Kumbaroğlu, farklı kaynaklardan gelen doğalgazın Türkiye üzerinden Avrupa'ya satılmasının gaz kaynakları arasında rekabeti getireceğini kaydederek, "Rekabetçi bir ortam içinde gaz fiyatları da rekabet içinde belirlenecek. Bütün bölge için bir kazan-kazan durumu oluşacak. Ancak biz, artık transit bir ülke olmayı değil, hub olmak için neler gerekiyor, bunları konuşmalıyız. Hub vizyonunu Avrupa'yla birlikte geliştirmeliyiz. Çünkü bu bahsedilen gazlar Avrupa'ya gidecek. Avrupa'nın da talebi, gaz ihtiyacı ve rekabetçi bir ortam isteği var. Onlar da bu iş birliğine sıcak bakıyor" ifadesini kullandı.
“Siyasi belirsizlik ve çatışma ortamı hemen sona ermeli”
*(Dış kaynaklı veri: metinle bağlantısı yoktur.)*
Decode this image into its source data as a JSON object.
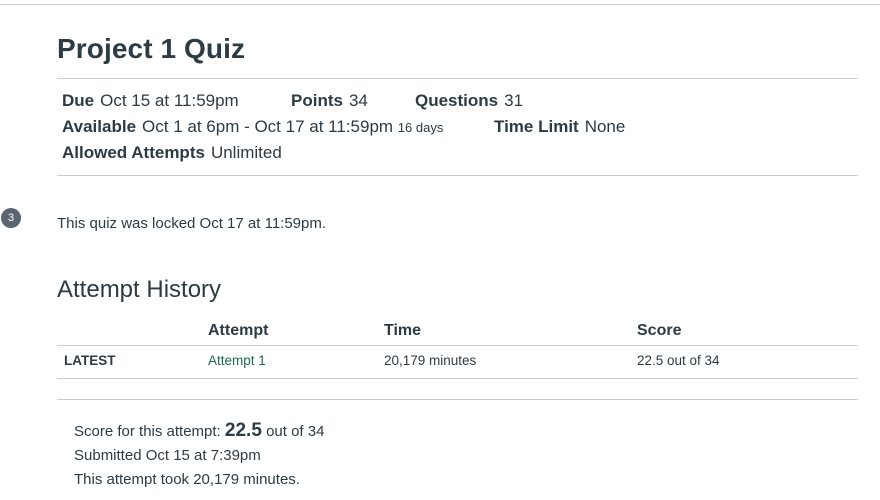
{
  "quiz": {
    "title": "Project 1 Quiz",
    "due_label": "Due",
    "due_value": "Oct 15 at 11:59pm",
    "points_label": "Points",
    "points_value": "34",
    "questions_label": "Questions",
    "questions_value": "31",
    "available_label": "Available",
    "available_value": "Oct 1 at 6pm - Oct 17 at 11:59pm",
    "available_days": "16 days",
    "time_limit_label": "Time Limit",
    "time_limit_value": "None",
    "attempts_label": "Allowed Attempts",
    "attempts_value": "Unlimited"
  },
  "notification": {
    "badge_count": "3",
    "locked_message": "This quiz was locked Oct 17 at 11:59pm."
  },
  "history": {
    "heading": "Attempt History",
    "columns": [
      "",
      "Attempt",
      "Time",
      "Score"
    ],
    "rows": [
      {
        "status": "LATEST",
        "attempt": "Attempt 1",
        "time": "20,179 minutes",
        "score": "22.5 out of 34"
      }
    ]
  },
  "summary": {
    "score_prefix": "Score for this attempt:",
    "score_value": "22.5",
    "score_suffix": "out of 34",
    "submitted": "Submitted Oct 15 at 7:39pm",
    "duration": "This attempt took 20,179 minutes."
  },
  "colors": {
    "text": "#2d3b45",
    "rule": "#c7cdd1",
    "link": "#1b6b4a",
    "badge": "#5b6670"
  }
}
Türkiye'nin, enerji üzerinden kazanabileceği ve çevre ülkelerin kaynaklarını stratejik olarak değerlendirebileceği çok önemli bir dönemden geçtiğinin altını çizen Kumbaroğlu, ülkenin siyasi belirsizlik ve çatışma ortamından bir an önce kurtulup enerji fırsatlarını değerlendirecek hamleler yapması gerektiğini vurguladı.
Kumbaroğlu, Türkiye'nin jeostratejik konumundan dolayı enerjide çok büyük bir potansiyele sahip olduğunu ancak çevre ülkelerle yapılabilecek enerji projelerine bakıldığında olumlu bir tablo oluşmadığını belirterek, "Bunda mevcut siyasi belirsizliğin de etkisi var. Ancak bunun olmaması lazım. Bu projeler ulusal çıkarlarımız doğrultusunda önemli stratejiler. Devlet politikası, hükümetlerden, siyasi partilerden bağımsız olması gereken projeler. Hub vizyonu, Türkiye Cumhuriyeti devletinin öncelikli çalışması olmalı" dedi.
"İran gazının Avrupa'ya taşınması istikrar kazandırır"
İran'a yönelik yaptırımların kalkması durumunda Türkiye için olası etkilerini değerlendiren Kumbaroğlu, bu ülkenin yatırım ihtiyaçlarına dikkati çekti. Kumbaroğlu, Türkiye'nin İran ile hem enerjide hem de diğer alanlarda iş birliğini geliştirmesi gerektiğini ifade ederek, İran'ın Türkiye için fırsatlar ülkesi olduğunu söyledi. İran'ın yatırım konusunda iş birliğine ihtiyaç duyduğunu anlatan Kumbaroğlu, Türk firmalarının da İran'daki enerji projelerinde ve diğer sektörlerde önemli rol alabileceğini belirtti.
İran'ın, Rusya'dan sonra dünyanın en büyük gaz rezervlerine sahip olduğunu ancak şu anda üretimiyle kendi gaz ihtiyacını zor karşıladığını anımsatan Kumbaroğlu, "İran'ın yatırıma ihtiyacı var. İran gazının Avrupa'ya gitmesi hem içinde bulunduğumuz bölgeye değer katacak, hem de bölgede siyasi ve ekonomik istikrar sağlayacak. Bunu Avrupa, Türkiye ve İran da arzu ediyor. O halde İran gazının Avrupa'ya taşınmaması için hiçbir neden yok. Türk Akımı'nda da aynı şey söz konusu. Her üç taraf da Rus gazının Avrupa'ya taşınmasını arzu ediyor" diye konuştu.